鳥取県産のナシ、Eコマースなどでフィリピンの富裕層に販売
(フィリピン、鳥取、東京)
マニラ発
2020年10月20日
日本農業(2016年設立、本社:東京都)がフィリピンへ輸出した鳥取県産ナシの販売が9月末から開始された。品種は「二十世紀梨」で、フィリピンの富裕層への直接販売やフルーツ専門のEコマースサイトに加え、高級スーパーマーケット4店舗でも販売されている。
同社はもともと2019年からフィリピンのスーパーマーケットなどで、青森県産のリンゴを販売してきた(2019年12月5日記事参照)。自社農園に加え、契約農家や地元市場から仕入れた日本産のリンゴを自社ブランド「Essence」として、フィリピンのほか、タイ、インドネシアなどに輸出販売している。今回は従来のリンゴに加え、富裕層の拡大が見込まれるとして、フィリピンでナシの販売を開始した。
日本からフィリピンに輸出できる青果物は現在、植物検疫の条件が整備されたリンゴとナシ(HSコード0808)のみだ。フィリピンへのナシ(HSコード080830)の2018年と2019年の上位4カ国の国別輸入額(添付資料表参照)をみると、ほとんどが中国からの輸入だ。日本産のナシは他国産より高額なため、富裕層向けに少量が販売されてきた。

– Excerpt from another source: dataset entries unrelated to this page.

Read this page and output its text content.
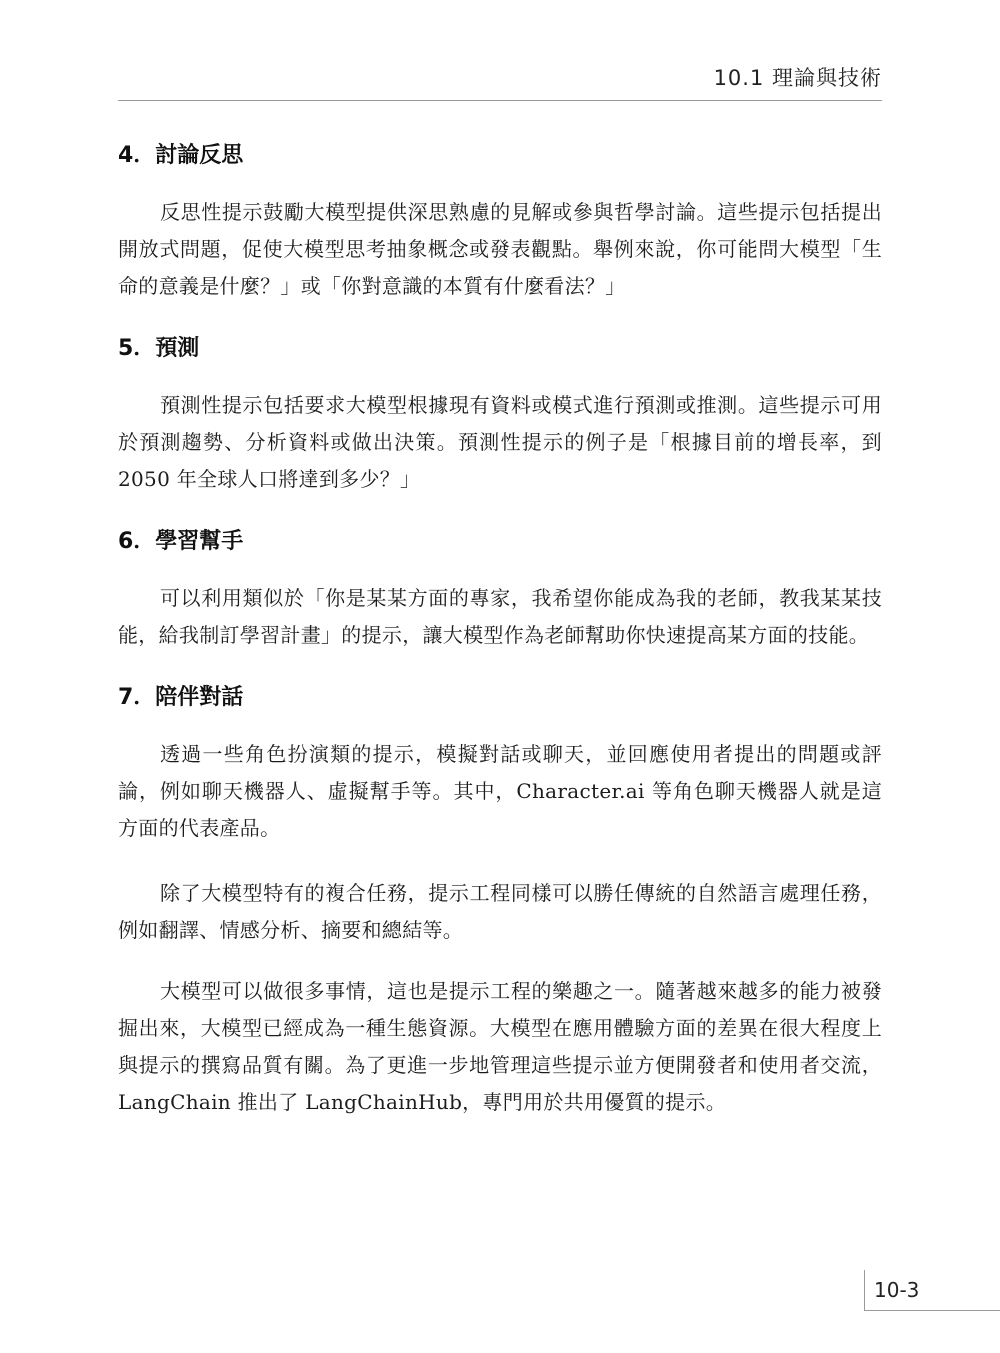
10.1 理論與技術
4．討論反思

反思性提示鼓勵大模型提供深思熟慮的見解或參與哲學討論。這些提示包括提出開放式問題，促使大模型思考抽象概念或發表觀點。舉例來說，你可能問大模型「生命的意義是什麼？」或「你對意識的本質有什麼看法？」

5．預測

預測性提示包括要求大模型根據現有資料或模式進行預測或推測。這些提示可用於預測趨勢、分析資料或做出決策。預測性提示的例子是「根據目前的增長率，到 2050 年全球人口將達到多少？」

6．學習幫手

可以利用類似於「你是某某方面的專家，我希望你能成為我的老師，教我某某技能，給我制訂學習計畫」的提示，讓大模型作為老師幫助你快速提高某方面的技能。

7．陪伴對話

透過一些角色扮演類的提示，模擬對話或聊天，並回應使用者提出的問題或評論，例如聊天機器人、虛擬幫手等。其中，Character.ai 等角色聊天機器人就是這方面的代表產品。

除了大模型特有的複合任務，提示工程同樣可以勝任傳統的自然語言處理任務，例如翻譯、情感分析、摘要和總結等。

大模型可以做很多事情，這也是提示工程的樂趣之一。隨著越來越多的能力被發掘出來，大模型已經成為一種生態資源。大模型在應用體驗方面的差異在很大程度上與提示的撰寫品質有關。為了更進一步地管理這些提示並方便開發者和使用者交流，LangChain 推出了 LangChainHub，專門用於共用優質的提示。

10-3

日本農業によると、鳥取県の二十世紀梨は、中国や韓国産のナシと比較してみずみずしく甘味があるのが特徴だ。販売開始から2週間で300ケース約3,000キログラムを完売した。売り上げの約7割が富裕層への直販、約2割が富裕層向けのフルーツ専門のEコマースサイトでの販売だったという。同社海外営業部カントリーマーネジャーの多々良大吾氏によると、「日本産のフルーツを愛好する富裕層は確実に増えており、ナシも売れると昨年から考えていた。ただし、ナシのスーパーマーケットでの販売価格は180ペソで(約396円、1ペソ=約2.2円)、昨年のリンゴのスーパーマーケットでの販売価格125ペソよりも高い。そのため、リンゴのようにスーパーマーケットでの販売ではなく、富裕層への直販や富裕層向けフルーツ専門のEコマースサイトを販売先のターゲットとした」という。
多々良氏は「新型コロナウイルスの影響で、高級スーパーマーケットでは賞味期限の長い食品や生活必需品の購入が優先され、日本産のリンゴやナシを含む高価格帯商品の市況に予測がつかない状況。そのため、外出を控える富裕層が使用するEコマースサイトでの販売を拡大していく」と語った。